Ich war kurz davor, ihr Gesicht zu streicheln, widerstand jedoch dem Drang. Eine neue Welle von Wut und Schmerz überkam mich angesichts der Situation, in der ich mich befand. Wenn sie die war, die ich dachte, war sie weitaus gefährlicher, als sie erschien. Ich konnte es mir nicht leisten, mich von dem, was das Band mit mir machte, täuschen zu lassen.
Ich kehrte zu Damen und Austin zurück, die an der Tür warteten. Ich nahm die Handschellen, die an Austins Gürtel hingen, und ging zurück zu dem bewusstlosen Werwolf. Ich hob eines ihrer Handgelenke und fesselte es mit den Handschellen an das Kopfteil des Bettes. Ich musste Antworten bekommen.
Ich kehrte zu meinen Begleitern zurück und schob sie aus der Tür, die ich sicher hinter uns verschloss.
„Austin, ich brauche eine Liste deiner vertrauenswürdigsten Wachen. Ich brauche zwei, die rund um die Uhr vor diesem Zimmer Wache halten. Aber halte es so begrenzt wie möglich.“
„Ferrin,“ antwortete Austin, „was zum Teufel?“
Ich fuhr mir mit den Händen über das Gesicht und durch die Haare, blickte zu den Balken über meinem Kopf. Ich wollte es ihm sagen. Ich würde es ihm sagen. Er war einer meiner besten Freunde, und ich konnte das nicht vor ihm verbergen. Aber ich versuchte immer noch, alles selbst zu verarbeiten.
„Sie ist seine Gefährtin,“ sagte Damen leise.
Austin fluchte. „Ernsthaft? Was hast du vor?“
„Antworten bekommen,“ sagte ich und lehnte mich gegen die Tür. „In der Zwischenzeit müssen wir das geheim halten. Wenn der Rat es herausfindet, oder irgendjemand, weiß ich nicht, was das Ergebnis sein würde. Mit beiden Informationen. Die Hälfte des Rates würde genauso wahrscheinlich ihre Hinrichtung fordern, wie die andere Hälfte sie gegen mich verwenden würde.“
„Ich wäre nicht überrascht, wenn es mehr als die Hälfte wären, die Letzteres tun würden,“ brummte Damen neben mir. „Aber wir können keines von beiden zulassen.“
Ich warf ihm einen dankbaren Blick zu, war aber immer noch ein wenig überrascht. Ich wusste, dass sie mich unterstützen würden, unabhängig davon, was sie von der Situation hielten. Aber da Damen ihr früher am Abend im Wald fast die Kehle durchgebissen hätte, hatte ich nicht erwartet, dass er mir zustimmen würde.

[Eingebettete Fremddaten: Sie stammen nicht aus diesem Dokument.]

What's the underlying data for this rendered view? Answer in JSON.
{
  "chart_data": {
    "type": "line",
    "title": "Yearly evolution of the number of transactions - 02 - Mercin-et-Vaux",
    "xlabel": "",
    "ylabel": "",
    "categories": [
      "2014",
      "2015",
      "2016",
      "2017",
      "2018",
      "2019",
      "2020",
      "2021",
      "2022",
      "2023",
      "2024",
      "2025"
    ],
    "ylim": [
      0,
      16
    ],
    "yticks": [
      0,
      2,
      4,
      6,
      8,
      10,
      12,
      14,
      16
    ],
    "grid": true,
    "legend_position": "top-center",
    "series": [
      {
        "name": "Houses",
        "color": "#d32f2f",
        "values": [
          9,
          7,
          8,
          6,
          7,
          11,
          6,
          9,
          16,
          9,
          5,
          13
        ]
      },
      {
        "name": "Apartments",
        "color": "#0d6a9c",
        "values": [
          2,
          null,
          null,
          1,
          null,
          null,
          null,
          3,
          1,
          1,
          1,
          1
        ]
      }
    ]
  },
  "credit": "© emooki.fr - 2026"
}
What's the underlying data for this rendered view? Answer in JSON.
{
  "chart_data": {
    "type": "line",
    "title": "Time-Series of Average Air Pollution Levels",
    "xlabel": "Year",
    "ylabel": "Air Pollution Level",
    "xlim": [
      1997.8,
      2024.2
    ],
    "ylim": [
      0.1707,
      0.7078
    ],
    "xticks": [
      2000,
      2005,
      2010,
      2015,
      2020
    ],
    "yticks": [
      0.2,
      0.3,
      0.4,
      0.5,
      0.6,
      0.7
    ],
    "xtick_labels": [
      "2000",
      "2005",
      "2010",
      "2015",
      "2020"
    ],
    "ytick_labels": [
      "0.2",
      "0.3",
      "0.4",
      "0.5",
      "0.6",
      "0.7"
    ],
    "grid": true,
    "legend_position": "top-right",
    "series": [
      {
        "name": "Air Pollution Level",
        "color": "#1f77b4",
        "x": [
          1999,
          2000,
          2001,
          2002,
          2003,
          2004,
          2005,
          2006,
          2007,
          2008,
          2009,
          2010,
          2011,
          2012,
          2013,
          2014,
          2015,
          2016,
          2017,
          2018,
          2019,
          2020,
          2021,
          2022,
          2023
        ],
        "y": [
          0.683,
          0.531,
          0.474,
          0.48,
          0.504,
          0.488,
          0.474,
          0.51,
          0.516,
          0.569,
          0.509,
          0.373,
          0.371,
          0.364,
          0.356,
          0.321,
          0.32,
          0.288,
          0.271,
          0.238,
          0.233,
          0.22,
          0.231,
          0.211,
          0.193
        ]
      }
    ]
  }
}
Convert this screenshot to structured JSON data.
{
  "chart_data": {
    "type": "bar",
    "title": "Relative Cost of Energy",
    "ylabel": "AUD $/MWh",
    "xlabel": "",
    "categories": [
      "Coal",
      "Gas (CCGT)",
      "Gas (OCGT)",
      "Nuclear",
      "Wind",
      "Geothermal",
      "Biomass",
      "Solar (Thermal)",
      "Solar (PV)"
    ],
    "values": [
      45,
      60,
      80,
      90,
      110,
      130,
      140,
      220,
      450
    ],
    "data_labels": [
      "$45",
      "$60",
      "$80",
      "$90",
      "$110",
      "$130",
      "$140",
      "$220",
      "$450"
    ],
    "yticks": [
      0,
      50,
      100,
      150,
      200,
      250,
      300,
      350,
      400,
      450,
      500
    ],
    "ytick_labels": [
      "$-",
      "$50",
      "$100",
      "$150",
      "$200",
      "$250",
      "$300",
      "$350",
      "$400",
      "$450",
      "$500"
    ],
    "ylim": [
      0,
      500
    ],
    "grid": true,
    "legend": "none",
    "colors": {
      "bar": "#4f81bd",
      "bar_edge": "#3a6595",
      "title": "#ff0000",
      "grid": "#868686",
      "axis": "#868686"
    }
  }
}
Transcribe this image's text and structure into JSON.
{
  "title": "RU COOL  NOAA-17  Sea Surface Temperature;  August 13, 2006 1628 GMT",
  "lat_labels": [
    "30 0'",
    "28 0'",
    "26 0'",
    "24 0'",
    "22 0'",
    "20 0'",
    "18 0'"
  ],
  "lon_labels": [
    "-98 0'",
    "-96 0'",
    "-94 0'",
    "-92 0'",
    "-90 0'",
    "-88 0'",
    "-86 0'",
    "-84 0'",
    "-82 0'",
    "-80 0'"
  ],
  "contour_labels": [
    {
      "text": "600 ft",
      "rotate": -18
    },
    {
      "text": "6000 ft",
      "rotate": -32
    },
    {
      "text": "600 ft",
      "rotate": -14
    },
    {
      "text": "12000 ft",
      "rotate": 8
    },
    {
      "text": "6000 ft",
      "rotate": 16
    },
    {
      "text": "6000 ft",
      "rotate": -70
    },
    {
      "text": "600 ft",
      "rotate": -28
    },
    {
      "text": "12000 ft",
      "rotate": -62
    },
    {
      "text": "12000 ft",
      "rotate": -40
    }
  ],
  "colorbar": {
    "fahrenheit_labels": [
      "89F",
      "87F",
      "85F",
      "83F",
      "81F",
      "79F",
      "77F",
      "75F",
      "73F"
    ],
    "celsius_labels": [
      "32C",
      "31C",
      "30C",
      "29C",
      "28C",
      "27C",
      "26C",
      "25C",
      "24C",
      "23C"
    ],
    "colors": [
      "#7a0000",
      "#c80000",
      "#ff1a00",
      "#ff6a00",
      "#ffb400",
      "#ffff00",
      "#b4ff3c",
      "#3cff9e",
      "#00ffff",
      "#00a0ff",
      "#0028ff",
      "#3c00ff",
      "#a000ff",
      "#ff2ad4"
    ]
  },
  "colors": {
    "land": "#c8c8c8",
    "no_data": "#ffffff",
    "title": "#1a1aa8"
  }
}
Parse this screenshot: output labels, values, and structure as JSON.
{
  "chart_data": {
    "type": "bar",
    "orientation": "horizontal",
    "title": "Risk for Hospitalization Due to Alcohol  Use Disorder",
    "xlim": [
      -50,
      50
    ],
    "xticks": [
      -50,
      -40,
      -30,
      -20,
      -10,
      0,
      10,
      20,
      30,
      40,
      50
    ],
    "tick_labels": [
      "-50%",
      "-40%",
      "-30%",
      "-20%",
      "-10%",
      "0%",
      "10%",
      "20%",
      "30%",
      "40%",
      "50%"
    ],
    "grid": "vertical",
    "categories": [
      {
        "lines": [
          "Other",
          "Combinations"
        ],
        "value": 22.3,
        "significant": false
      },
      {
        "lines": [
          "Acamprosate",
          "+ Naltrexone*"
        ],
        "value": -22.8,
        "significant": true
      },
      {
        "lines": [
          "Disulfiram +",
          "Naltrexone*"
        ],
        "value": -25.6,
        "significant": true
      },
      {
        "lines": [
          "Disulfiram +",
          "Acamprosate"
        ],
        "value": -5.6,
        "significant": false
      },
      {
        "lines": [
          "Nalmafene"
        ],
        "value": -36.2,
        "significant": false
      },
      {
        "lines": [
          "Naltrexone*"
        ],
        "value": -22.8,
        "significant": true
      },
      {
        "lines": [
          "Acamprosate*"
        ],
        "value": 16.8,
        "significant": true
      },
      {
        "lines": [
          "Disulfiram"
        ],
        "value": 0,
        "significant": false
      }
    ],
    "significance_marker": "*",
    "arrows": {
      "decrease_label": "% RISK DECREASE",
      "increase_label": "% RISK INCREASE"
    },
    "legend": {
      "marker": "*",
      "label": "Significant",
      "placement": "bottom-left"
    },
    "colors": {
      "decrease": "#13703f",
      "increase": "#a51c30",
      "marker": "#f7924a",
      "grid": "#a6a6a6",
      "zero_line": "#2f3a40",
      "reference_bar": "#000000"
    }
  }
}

Als ob er wüsste, was ich dachte, zuckte er mit den Schultern und sagte: „Unabhängig davon, was sie geplant haben mag, hat sie technisch gesehen noch nichts falsch gemacht. Einen Lauf auf unserem Land zu machen, ist sicher kein Grund, sie zu töten.“
„Wollt ihr jetzt Wache halten, bis ich jemanden hochschicken kann?“ fragte Austin.
Ich schüttelte den Kopf. „Ich werde bei ihr bleiben, bis sie aufwacht. Je früher sie spricht, desto besser.“
Beide nickten und gingen die Treppe hinunter. Sobald sie außer Sicht waren, betrat ich den Raum, in dem meine bewusstlose Gefährtin und Feindin lag.